The discovery in Gua Niah combined with the research done by UKM archaeologists have  disproved  the widespread belief of the  ‘Migration Theory’ which was first suggested by Heine-Geldern and researchers from the Vienna School of Thought in the 1930s.

The migration theory was based on the similarity of  stone axe used in the mainland in the north and a similar stone axe found in Malaysia.

Deputy Director of Malay World and Civilisation Institute (ATMA) UKM,  Prof Dato’ Dr Nik Hassan Shuhaimi  Nik Abdul Rahman  asked:  “Just because a  stone axe   was  found in Malaysia, does that  mean our ancestors must have migrated from the north?  Can’t they even think of how to make  an axe?”

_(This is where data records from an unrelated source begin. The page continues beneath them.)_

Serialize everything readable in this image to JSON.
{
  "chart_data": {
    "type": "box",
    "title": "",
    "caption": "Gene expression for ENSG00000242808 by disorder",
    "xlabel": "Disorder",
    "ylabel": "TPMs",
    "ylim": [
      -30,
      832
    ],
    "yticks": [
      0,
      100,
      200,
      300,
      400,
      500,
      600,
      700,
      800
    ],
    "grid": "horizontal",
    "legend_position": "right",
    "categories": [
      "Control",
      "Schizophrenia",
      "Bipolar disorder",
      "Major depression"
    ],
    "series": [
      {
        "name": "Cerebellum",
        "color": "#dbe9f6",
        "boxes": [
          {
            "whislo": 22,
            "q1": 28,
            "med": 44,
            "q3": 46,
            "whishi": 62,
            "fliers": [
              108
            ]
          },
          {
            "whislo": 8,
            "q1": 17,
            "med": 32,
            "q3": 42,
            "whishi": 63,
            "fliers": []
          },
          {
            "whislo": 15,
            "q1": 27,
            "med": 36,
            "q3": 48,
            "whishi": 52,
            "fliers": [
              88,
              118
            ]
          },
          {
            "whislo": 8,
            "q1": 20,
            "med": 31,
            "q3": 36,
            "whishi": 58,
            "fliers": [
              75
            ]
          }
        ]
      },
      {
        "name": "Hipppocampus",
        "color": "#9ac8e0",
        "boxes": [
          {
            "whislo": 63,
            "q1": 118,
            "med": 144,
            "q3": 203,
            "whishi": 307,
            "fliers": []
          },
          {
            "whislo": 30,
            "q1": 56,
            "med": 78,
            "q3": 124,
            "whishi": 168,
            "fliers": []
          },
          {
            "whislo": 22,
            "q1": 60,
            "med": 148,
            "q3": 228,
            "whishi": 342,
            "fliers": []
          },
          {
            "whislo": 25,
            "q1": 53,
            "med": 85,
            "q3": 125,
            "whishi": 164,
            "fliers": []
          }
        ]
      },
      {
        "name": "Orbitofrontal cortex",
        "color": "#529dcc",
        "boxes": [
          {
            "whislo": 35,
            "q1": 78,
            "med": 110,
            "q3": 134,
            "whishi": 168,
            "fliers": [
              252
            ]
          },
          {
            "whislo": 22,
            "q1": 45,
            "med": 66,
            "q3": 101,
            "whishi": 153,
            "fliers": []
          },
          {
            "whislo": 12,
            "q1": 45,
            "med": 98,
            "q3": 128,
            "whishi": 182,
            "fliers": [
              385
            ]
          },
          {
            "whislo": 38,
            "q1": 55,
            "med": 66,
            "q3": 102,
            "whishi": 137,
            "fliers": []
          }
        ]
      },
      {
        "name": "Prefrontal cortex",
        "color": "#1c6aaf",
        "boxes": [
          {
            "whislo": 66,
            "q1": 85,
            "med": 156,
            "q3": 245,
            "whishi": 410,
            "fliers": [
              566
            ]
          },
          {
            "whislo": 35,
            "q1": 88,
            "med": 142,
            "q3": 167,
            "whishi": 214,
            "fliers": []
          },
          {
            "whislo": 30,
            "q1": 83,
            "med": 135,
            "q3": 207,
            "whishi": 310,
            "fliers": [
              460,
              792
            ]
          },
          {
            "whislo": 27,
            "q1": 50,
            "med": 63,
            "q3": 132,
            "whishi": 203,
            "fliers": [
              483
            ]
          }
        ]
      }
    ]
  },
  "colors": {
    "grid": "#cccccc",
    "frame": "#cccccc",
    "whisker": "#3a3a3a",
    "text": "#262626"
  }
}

Prof  Nik Hassan said  in his paper “Thirty eight years of Archeology in UKM”  presented at a seminar “Marking the Archaeological Research in UKM”  on 12-13 July, 2010, in Bangi said archeological research in UKM since 1980 found new data about the origins of the oldest Malay Government known as Kataha or ancient Kedah. The data was gathered from the Sungai Mas archeological sites in Kedah.

He said an important issue in the early government/classical era was one of Indianisation. However, based on research done by UKM,  the concept of Indianisation was changed to indigenization.

This means that the Indian culture in the Malay world was not imposed through conquest but by request of local Malays and was adapted into the local culture.

The Vice Chancellor of UKM, Prof Tan Sri Sharifah Hapsah Syed Hasan Shahabudin  speaking  at the  seminar on 12 July said UKM produced more than 1,000 graduates who are now working in the field of archeology all over the country.

She said in the 40 years since UKM was established, its archaeologists spearheaded by Prof Nik Hassan had brought meaningful results  to the national history by elevating the heritage of the Malay government.